Grace Butcher is a Geologist at Geoscience Australia. She Graduated with a BSc (Hons) in 2010 from the School of Earth and Environment at the University of Leeds. Working with the Onshore Energy Systems team at Geoscience Australia. Grace is currently working on the flagship Exploring for the Future program in Northern Australia, specifically the NDI Carrara 1 drill hole and newly discovered Carrara Sub-basin.

Chris Carson has worked in Antarctica, Canadian Arctic, Alaska, New Caledonia and northern and central Australia, specialising in metamorphic petrology, geochronology and structural geology. Joining Geoscience Australia in 2006, he dabbled in SHRIMP geochronology and, in 2017, joined the Onshore Energy program, working in the South Nicholson Region of the NT.

Dr Amber J. M. Jarrett is a Geochemist working in the Basin Systems section at the Northern Territory Geological Survey. Prior to this, she worked for 7 years in the Minerals, Energy and Groundwater Division at Geoscience Australia. Her research interests include basin-hosted resource potential, organic–inorganic geochemistry, isotopes, Proterozoic biomarkers and early life. Amber graduated with a BSc (Hons), with a major in Geology and Biology, in 2008 and a PhD in 2014 from the Australian National University. Amber is also a key researcher in the MinExCRC.

Lidena Carr is a Geoscientist for the Onshore Energy Systems Directorate, Basins Systems Branch, Minerals, Energy and Groundwater Division at Geoscience Australia. She graduated from the Australian National University with a BA/BSc (Hons) in 2004, with a major in Geology and Human Ecology. In 2007, she joined Geoscience Australia and then ACRES (satellite imagery), before moving to her current position as a Seismic Interpreter and Basin Analyst. She currently works within the Exploring for the Future program and is a member of GSA.

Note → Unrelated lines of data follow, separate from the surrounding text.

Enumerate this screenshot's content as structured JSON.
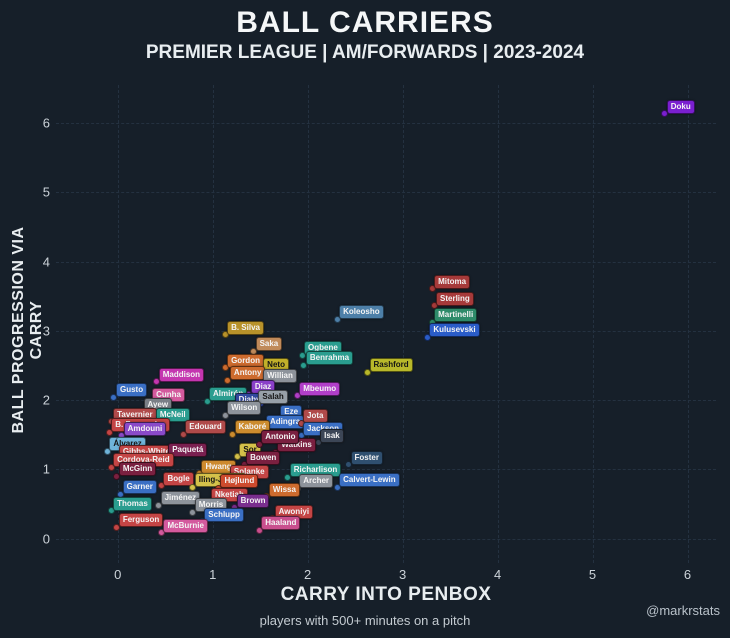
{
  "page": {
    "background": "#161f29"
  },
  "chart_data": {
    "type": "scatter",
    "title": "BALL CARRIERS",
    "subtitle": "PREMIER LEAGUE | AM/FORWARDS | 2023-2024",
    "xlabel": "CARRY INTO PENBOX",
    "ylabel": "BALL PROGRESSION VIA CARRY",
    "footer": "players with 500+ minutes on a pitch",
    "watermark": "@markrstats",
    "xlim": [
      -0.65,
      6.3
    ],
    "ylim": [
      -0.35,
      6.55
    ],
    "xticks": [
      0,
      1,
      2,
      3,
      4,
      5,
      6
    ],
    "yticks": [
      0,
      1,
      2,
      3,
      4,
      5,
      6
    ],
    "grid": "dashed",
    "grid_color": "#243140",
    "players": [
      {
        "name": "Doku",
        "x": 5.75,
        "y": 6.15,
        "color": "#7a1fd0"
      },
      {
        "name": "Mitoma",
        "x": 3.3,
        "y": 3.62,
        "color": "#a63a3a"
      },
      {
        "name": "Sterling",
        "x": 3.32,
        "y": 3.38,
        "color": "#a63a3a"
      },
      {
        "name": "Koleosho",
        "x": 2.3,
        "y": 3.18,
        "color": "#4d7fa8"
      },
      {
        "name": "Martinelli",
        "x": 3.3,
        "y": 3.14,
        "color": "#2e8b6a"
      },
      {
        "name": "Kulusevski",
        "x": 3.25,
        "y": 2.92,
        "color": "#2a5cc8"
      },
      {
        "name": "B. Silva",
        "x": 1.12,
        "y": 2.96,
        "color": "#b8922a"
      },
      {
        "name": "Saka",
        "x": 1.42,
        "y": 2.72,
        "color": "#c08a5a"
      },
      {
        "name": "Ogbene",
        "x": 1.93,
        "y": 2.66,
        "color": "#2a9d8f"
      },
      {
        "name": "Benrahma",
        "x": 1.95,
        "y": 2.52,
        "color": "#2a9d8f"
      },
      {
        "name": "Gordon",
        "x": 1.12,
        "y": 2.48,
        "color": "#cd6b2e"
      },
      {
        "name": "Neto",
        "x": 1.5,
        "y": 2.42,
        "color": "#c2b02a"
      },
      {
        "name": "Rashford",
        "x": 2.62,
        "y": 2.42,
        "color": "#b8b82a"
      },
      {
        "name": "Antony",
        "x": 1.15,
        "y": 2.3,
        "color": "#cd6b2e"
      },
      {
        "name": "Willian",
        "x": 1.5,
        "y": 2.26,
        "color": "#8d939b"
      },
      {
        "name": "Maddison",
        "x": 0.4,
        "y": 2.28,
        "color": "#c436b0"
      },
      {
        "name": "Diaz",
        "x": 1.37,
        "y": 2.1,
        "color": "#8a3fc9"
      },
      {
        "name": "Mbeumo",
        "x": 1.88,
        "y": 2.08,
        "color": "#b13fc9"
      },
      {
        "name": "Gusto",
        "x": -0.05,
        "y": 2.06,
        "color": "#3a6fc4"
      },
      {
        "name": "Cunha",
        "x": 0.33,
        "y": 1.99,
        "color": "#d45a9e"
      },
      {
        "name": "Almirón",
        "x": 0.93,
        "y": 2.0,
        "color": "#2a9d8f"
      },
      {
        "name": "Diaby",
        "x": 1.2,
        "y": 1.92,
        "color": "#31489e"
      },
      {
        "name": "Salah",
        "x": 1.45,
        "y": 1.96,
        "color": "#97a0a8"
      },
      {
        "name": "Ayew",
        "x": 0.24,
        "y": 1.84,
        "color": "#7a7f87"
      },
      {
        "name": "Wilson",
        "x": 1.12,
        "y": 1.8,
        "color": "#8d939b"
      },
      {
        "name": "Eze",
        "x": 1.68,
        "y": 1.74,
        "color": "#3a6fc4"
      },
      {
        "name": "Tavernier",
        "x": -0.08,
        "y": 1.7,
        "color": "#b04a4a"
      },
      {
        "name": "McNeil",
        "x": 0.37,
        "y": 1.7,
        "color": "#2a9d8f"
      },
      {
        "name": "B. Fernandes",
        "x": -0.1,
        "y": 1.55,
        "color": "#c44545"
      },
      {
        "name": "Adingra",
        "x": 1.53,
        "y": 1.6,
        "color": "#3a6fc4"
      },
      {
        "name": "Jota",
        "x": 1.92,
        "y": 1.68,
        "color": "#b04a4a"
      },
      {
        "name": "Amdouni",
        "x": 0.03,
        "y": 1.5,
        "color": "#8a4ac9"
      },
      {
        "name": "Jackson",
        "x": 1.92,
        "y": 1.5,
        "color": "#3a6fc4"
      },
      {
        "name": "Edouard",
        "x": 0.68,
        "y": 1.52,
        "color": "#b04a4a"
      },
      {
        "name": "Kaboré",
        "x": 1.2,
        "y": 1.52,
        "color": "#cc8c2e"
      },
      {
        "name": "Isak",
        "x": 2.1,
        "y": 1.4,
        "color": "#3c4656"
      },
      {
        "name": "Álvarez",
        "x": -0.12,
        "y": 1.28,
        "color": "#6fb3d9"
      },
      {
        "name": "Gibbs-White",
        "x": -0.02,
        "y": 1.16,
        "color": "#c44545"
      },
      {
        "name": "Paquetá",
        "x": 0.5,
        "y": 1.2,
        "color": "#7a2050"
      },
      {
        "name": "Sor",
        "x": 1.25,
        "y": 1.2,
        "color": "#d4c14a"
      },
      {
        "name": "Watkins",
        "x": 1.65,
        "y": 1.26,
        "color": "#7a2040"
      },
      {
        "name": "Antonio",
        "x": 1.48,
        "y": 1.38,
        "color": "#7a2040"
      },
      {
        "name": "Bowen",
        "x": 1.32,
        "y": 1.08,
        "color": "#7a2040"
      },
      {
        "name": "Foster",
        "x": 2.42,
        "y": 1.08,
        "color": "#2f4f6f"
      },
      {
        "name": "Cordova-Reid",
        "x": -0.08,
        "y": 1.05,
        "color": "#c44545"
      },
      {
        "name": "McGinn",
        "x": -0.02,
        "y": 0.92,
        "color": "#7a2040"
      },
      {
        "name": "Hwang",
        "x": 0.85,
        "y": 0.95,
        "color": "#cd8a2e"
      },
      {
        "name": "Solanke",
        "x": 1.15,
        "y": 0.88,
        "color": "#c44545"
      },
      {
        "name": "Richarlison",
        "x": 1.78,
        "y": 0.9,
        "color": "#2a9d8f"
      },
      {
        "name": "Archer",
        "x": 1.88,
        "y": 0.74,
        "color": "#8d939b"
      },
      {
        "name": "Calvert-Lewin",
        "x": 2.3,
        "y": 0.76,
        "color": "#3a6fc4"
      },
      {
        "name": "Garner",
        "x": 0.02,
        "y": 0.66,
        "color": "#3a6fc4"
      },
      {
        "name": "Bogle",
        "x": 0.45,
        "y": 0.78,
        "color": "#c44545"
      },
      {
        "name": "Iling-Junior",
        "x": 0.78,
        "y": 0.76,
        "color": "#d4c14a"
      },
      {
        "name": "Højlund",
        "x": 1.05,
        "y": 0.74,
        "color": "#cd4b2e"
      },
      {
        "name": "Wissa",
        "x": 1.56,
        "y": 0.62,
        "color": "#cd6b2e"
      },
      {
        "name": "Nketiah",
        "x": 0.95,
        "y": 0.55,
        "color": "#c44545"
      },
      {
        "name": "Jiménez",
        "x": 0.42,
        "y": 0.5,
        "color": "#8d939b"
      },
      {
        "name": "Brown",
        "x": 1.22,
        "y": 0.46,
        "color": "#7a2e8e"
      },
      {
        "name": "Morris",
        "x": 0.78,
        "y": 0.4,
        "color": "#8d939b"
      },
      {
        "name": "Thomas",
        "x": -0.08,
        "y": 0.42,
        "color": "#2a9d8f"
      },
      {
        "name": "Schlupp",
        "x": 0.88,
        "y": 0.26,
        "color": "#3a6fc4"
      },
      {
        "name": "Awoniyi",
        "x": 1.62,
        "y": 0.3,
        "color": "#c44545"
      },
      {
        "name": "Ferguson",
        "x": -0.02,
        "y": 0.18,
        "color": "#c44545"
      },
      {
        "name": "McBurnie",
        "x": 0.45,
        "y": 0.1,
        "color": "#d45a9e"
      },
      {
        "name": "Haaland",
        "x": 1.48,
        "y": 0.14,
        "color": "#c94f8e"
      }
    ]
  }
}
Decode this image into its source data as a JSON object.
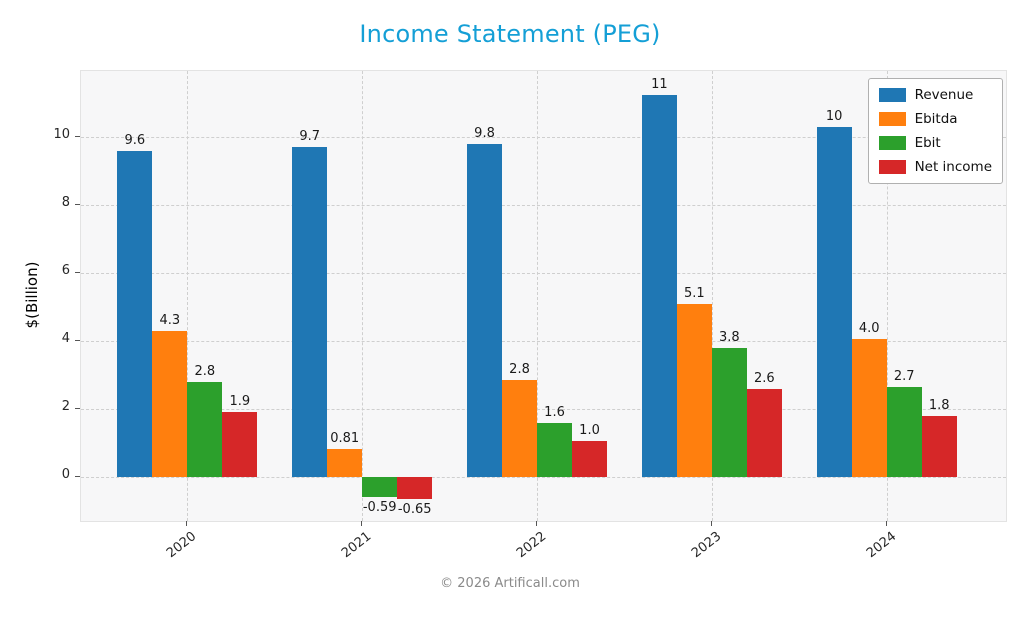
{
  "footer": "© 2026 Artificall.com",
  "chart_data": {
    "type": "bar",
    "title": "Income Statement (PEG)",
    "title_color": "#149fd6",
    "ylabel": "$(Billion)",
    "xlabel": "",
    "categories": [
      "2020",
      "2021",
      "2022",
      "2023",
      "2024"
    ],
    "series": [
      {
        "name": "Revenue",
        "color": "#1f77b4",
        "values": [
          9.6,
          9.7,
          9.8,
          11.25,
          10.3
        ],
        "labels": [
          "9.6",
          "9.7",
          "9.8",
          "11",
          "10"
        ]
      },
      {
        "name": "Ebitda",
        "color": "#ff7f0e",
        "values": [
          4.3,
          0.81,
          2.85,
          5.1,
          4.05
        ],
        "labels": [
          "4.3",
          "0.81",
          "2.8",
          "5.1",
          "4.0"
        ]
      },
      {
        "name": "Ebit",
        "color": "#2ca02c",
        "values": [
          2.8,
          -0.59,
          1.6,
          3.8,
          2.65
        ],
        "labels": [
          "2.8",
          "-0.59",
          "1.6",
          "3.8",
          "2.7"
        ]
      },
      {
        "name": "Net income",
        "color": "#d62728",
        "values": [
          1.9,
          -0.65,
          1.05,
          2.6,
          1.8
        ],
        "labels": [
          "1.9",
          "-0.65",
          "1.0",
          "2.6",
          "1.8"
        ]
      }
    ],
    "yticks": [
      0,
      2,
      4,
      6,
      8,
      10
    ],
    "ylim": [
      -1.3,
      11.95
    ],
    "grid": true,
    "grid_style": "dashed",
    "legend_position": "upper right"
  }
}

Chris Southby is a Geoscientist in the Geoscience Australia Resources Division, Energy Systems Branch. He completed his Honours at ANU in 2004 on Palaeo-climate Geochemistry of Corals from Papua New Guinea. Since joining Geoscience Australia in 2008, he has contributed to a number of projects, including the National Carbon Mapping and Infrastructure Plan, the Vlaming Sub-basin CO2 Storage Assessment and the Houtman Sub-basin Prospectivity Project. He is now part of the Onshore Energy Systems team at Geoscience Australia, currently working under the Exploring for the Future program initiative.

Tehani Palu is a Geoscientist in the Onshore Energy Systems section in the Resources Division at GA. She gained her master’s degree from the University of Waikato (New Zealand) in 2009 and joined GA shortly after completing her studies. Tehani has been in her present role since 2013, which sees her doing basin analysis and petroleum systems modelling within the energy systems branch. She is a member of PESA.

Paul A. Henson graduated from the University of Tasmania and is currently the Director of the Onshore Energy Systems section at Geoscience Australia. He has extensive experience in the minerals sector working on mineral systems in Proterozoic and Archaean terranes. Since 2010, he has led the Australian Governments’ Onshore Carbon Storage Program, undertaking deep onshore drilling and seismic acquisition programs in collaboration with the states and industry. He now manages the EFTF Energy program leading to a team of researchers to acquire new precompetitive geoscientific data to improve our understanding of the oil and gas potential of Australian onshore basins.